Quand sa mère est morte, en Iran, l'agent de la Sûreté du Québec Mehrdad Golzarian, en poste à Rawdon, n'a pas pu obtenir le congé de trois jours prévu à la convention collective. Son représentant syndical, Jean-Guy Dagenais, lui a dit qu'il n'y avait pas droit parce qu'il n'assistait pas aux funérailles.

Depuis, M. Dagenais est devenu président du syndicat des agents de la SQ, l'Association des policiers provinciaux du Québec. L'APPQ est au coeur de deux poursuites judiciaires intentées par M. Golzarian, un homme qui, selon la Commission des droits de la personne, a été victime de discrimination et de harcèlement en raison de son origine ethnique. L'audition de l'une des deux causes commencera lundi au palais de justice de Saint-Jérôme.

 

«Quand j'ai reçu l'appel de Téhéran (la capitale de l'Iran) qui m'annonçait la mort de ma mère, j'étais sous le choc, raconte M. Golzarian. J'ai organisé une cérémonie de deuil avec mon frère à Toronto. À mon retour à Rawdon, j'ai demandé à être payé pour ces trois jours d'absence. Mon patron a refusé. M. Dagenais était d'accord avec lui. Il m'a dit qu'il fallait assister à des funérailles pour avoir droit au congé.

«Je suis encore en colère quand j'y repense. Bien sûr, je n'ai pas assisté aux funérailles, qui se déroulaient à Téhéran. Qu'est-ce que cela signifie? Les policiers québécois pure laine ont droit au deuil, et pas les policiers immigrés?»

Selon la convention collective de la SQ, tous les membres du syndicat ont droit à trois jours de congé au décès d'un de leurs parents. On ne dit pas qu'ils doivent pour cela assister aux funérailles. Cet incident n'est qu'un exemple parmi d'autres. M. Golzarian affirme avoir subi plusieurs brimades, tant de la part de ses patrons que de ses collègues... et de son représentant syndical, avec qui il travaillait.

Un bon jour, M. Dagenais s'est rendu chez M. Golzarian avec un autre policier, qui s'est mis à fouiller son appartement afin d'y déceler des signes d'une présence féminine. C'était soi-disant par «camaraderie», a affirmé M. Dagenais à l'enquêteur de la Commission des droits. L'enquêteur n'a pas accepté cette explication. M. Dagenais «minimise la fouille pratiquée... en sa présence dans l'appartement», peut-on lire dans son rapport, qui est daté de 2000 mais qui a été rendu public hier.

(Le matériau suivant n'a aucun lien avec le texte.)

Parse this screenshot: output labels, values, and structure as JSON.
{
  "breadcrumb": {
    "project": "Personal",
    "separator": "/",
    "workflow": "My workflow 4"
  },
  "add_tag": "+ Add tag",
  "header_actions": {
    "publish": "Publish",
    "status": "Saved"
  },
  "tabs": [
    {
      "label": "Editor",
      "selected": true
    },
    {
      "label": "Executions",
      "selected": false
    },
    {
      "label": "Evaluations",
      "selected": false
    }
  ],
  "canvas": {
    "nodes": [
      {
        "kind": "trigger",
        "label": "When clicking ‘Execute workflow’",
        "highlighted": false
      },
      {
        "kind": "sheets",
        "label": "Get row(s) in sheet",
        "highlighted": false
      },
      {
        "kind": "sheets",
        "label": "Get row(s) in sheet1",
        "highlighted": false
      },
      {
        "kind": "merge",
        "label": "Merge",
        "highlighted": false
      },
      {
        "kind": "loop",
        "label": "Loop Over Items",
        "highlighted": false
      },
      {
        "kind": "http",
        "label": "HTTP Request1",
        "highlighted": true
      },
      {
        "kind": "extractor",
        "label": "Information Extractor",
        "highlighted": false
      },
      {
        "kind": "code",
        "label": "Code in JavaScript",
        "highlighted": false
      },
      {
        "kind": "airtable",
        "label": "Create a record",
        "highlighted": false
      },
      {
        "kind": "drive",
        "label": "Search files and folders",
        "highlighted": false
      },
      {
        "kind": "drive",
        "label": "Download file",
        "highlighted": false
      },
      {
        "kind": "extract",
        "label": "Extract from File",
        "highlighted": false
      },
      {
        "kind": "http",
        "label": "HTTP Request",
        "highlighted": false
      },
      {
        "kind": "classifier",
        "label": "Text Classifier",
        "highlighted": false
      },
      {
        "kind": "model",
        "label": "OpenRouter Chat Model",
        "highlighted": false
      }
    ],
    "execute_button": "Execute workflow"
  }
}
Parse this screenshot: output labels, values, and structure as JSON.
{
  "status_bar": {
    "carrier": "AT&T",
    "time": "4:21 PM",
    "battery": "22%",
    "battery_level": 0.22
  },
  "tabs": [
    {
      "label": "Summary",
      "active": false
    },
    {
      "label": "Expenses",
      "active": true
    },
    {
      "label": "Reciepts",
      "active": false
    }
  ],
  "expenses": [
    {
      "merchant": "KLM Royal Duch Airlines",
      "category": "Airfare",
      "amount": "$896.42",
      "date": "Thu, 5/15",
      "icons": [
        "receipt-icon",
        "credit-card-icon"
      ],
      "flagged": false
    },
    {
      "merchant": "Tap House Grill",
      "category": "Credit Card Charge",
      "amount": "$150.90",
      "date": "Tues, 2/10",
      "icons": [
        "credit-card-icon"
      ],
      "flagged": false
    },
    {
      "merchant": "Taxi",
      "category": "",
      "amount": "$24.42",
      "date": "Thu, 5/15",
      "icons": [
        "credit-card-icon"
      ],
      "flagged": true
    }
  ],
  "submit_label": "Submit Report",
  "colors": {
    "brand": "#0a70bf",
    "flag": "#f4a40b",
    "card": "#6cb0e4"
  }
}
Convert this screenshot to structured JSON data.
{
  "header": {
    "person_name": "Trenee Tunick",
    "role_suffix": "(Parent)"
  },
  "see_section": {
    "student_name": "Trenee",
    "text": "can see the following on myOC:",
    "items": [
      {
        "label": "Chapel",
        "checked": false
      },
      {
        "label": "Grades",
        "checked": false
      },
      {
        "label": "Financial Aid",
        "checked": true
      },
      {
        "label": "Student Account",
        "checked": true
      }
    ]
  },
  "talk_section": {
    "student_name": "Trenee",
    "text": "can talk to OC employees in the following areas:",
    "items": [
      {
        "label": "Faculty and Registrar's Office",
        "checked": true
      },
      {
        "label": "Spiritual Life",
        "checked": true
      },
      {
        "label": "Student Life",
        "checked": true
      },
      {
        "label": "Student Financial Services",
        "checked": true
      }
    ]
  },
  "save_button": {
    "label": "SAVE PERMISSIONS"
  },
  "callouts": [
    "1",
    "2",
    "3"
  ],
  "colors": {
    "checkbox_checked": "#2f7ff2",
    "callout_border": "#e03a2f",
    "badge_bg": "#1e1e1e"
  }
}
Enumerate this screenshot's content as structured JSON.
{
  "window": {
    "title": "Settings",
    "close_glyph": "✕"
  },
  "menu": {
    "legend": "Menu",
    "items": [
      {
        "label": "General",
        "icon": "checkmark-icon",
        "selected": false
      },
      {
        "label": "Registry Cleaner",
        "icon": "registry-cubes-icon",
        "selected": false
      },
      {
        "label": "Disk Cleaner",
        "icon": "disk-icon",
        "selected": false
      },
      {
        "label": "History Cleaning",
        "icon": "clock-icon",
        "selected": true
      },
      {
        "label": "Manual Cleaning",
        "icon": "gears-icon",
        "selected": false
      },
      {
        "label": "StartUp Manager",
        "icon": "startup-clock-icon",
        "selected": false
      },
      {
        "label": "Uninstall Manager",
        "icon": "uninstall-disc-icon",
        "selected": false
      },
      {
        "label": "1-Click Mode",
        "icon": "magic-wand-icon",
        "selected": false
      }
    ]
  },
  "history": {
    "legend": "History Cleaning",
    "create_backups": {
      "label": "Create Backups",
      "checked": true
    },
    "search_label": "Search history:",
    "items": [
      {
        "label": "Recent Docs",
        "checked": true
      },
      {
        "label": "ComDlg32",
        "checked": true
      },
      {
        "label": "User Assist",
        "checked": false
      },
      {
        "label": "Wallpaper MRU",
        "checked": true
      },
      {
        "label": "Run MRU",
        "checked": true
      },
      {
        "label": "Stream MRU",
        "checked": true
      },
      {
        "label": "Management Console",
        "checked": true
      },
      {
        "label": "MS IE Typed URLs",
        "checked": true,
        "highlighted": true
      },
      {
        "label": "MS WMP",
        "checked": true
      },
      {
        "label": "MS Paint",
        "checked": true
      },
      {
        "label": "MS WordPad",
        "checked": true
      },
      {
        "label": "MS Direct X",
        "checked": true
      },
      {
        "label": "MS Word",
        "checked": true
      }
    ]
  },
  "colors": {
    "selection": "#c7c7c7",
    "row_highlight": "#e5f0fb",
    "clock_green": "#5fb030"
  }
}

Michel Saint-Marseille, inspecteur de la SQ à la retraite, s'est intéressé au cas de M. Golzarian. Il a déclaré à la Commission des droits que «ce n'est pas par camaraderie» que le manteau de service de M. Golzarian avait été jeté à la poubelle. Selon lui, ses «supérieurs immédiats... auraient dû prendre des positions rigoureuses à l'égard des auteurs des faits et gestes ainsi que des propos de nature discriminatoire». M. Saint-Marseille accuse la SQ d'avoir voulu «étouffer cette affaire».

Le rapport de la Commission des droits confirme des cas flagrants de harcèlement: les rapports rédigés par M. Golzarian ont été déchirés à plusieurs reprises, les poignées de sa valise ont été arrachées, son casier a été jeté aux poubelles, son numéro matricule a été inscrit sur les photos de criminels recherchés, un agent a fouillé dans ses papiers personnels, un autre a déposé un oiseau mort sur le pare-brise de sa voiture, des collègues lui ont vendu des billets pour un tournoi de golf mais lui ont dit qu'il devrait s'asseoir à l'écart avec sa conjointe, etc. La Commission des droits a demandé à la SQ de lui verser 75 000$ en compensation. La SQ n'a pas payé.

M. Golzarian est tombé en dépression et a arrêté de travailler. La SQ a cessé de le payer. Il a multiplié les démarches devant les tribunaux, mais sans succès. Il dit que le syndicat a collaboré avec la SQ contre lui. Il lui réclame 5,4 millions de dollars. Il conteste aussi le processus de grief, qui est en contravention avec les chartes des droits, selon lui. Le syndicat a répliqué avec une requête en irrecevabilité: c'est cette requête qui sera entendue lundi.

Joint au téléphone, M. Dagenais, le président du syndicat, a nié tous les faits allégués par M. Golzarian. «Il a été bien traité, a-t-il dit. Il n'y a pas eu de discrimination.» Quant au congé pour deuil, il maintient qu'il doit être accordé seulement si un policier participe à une cérémonie funéraire. La SQ n'a pas donné suite à notre demande d'entretien.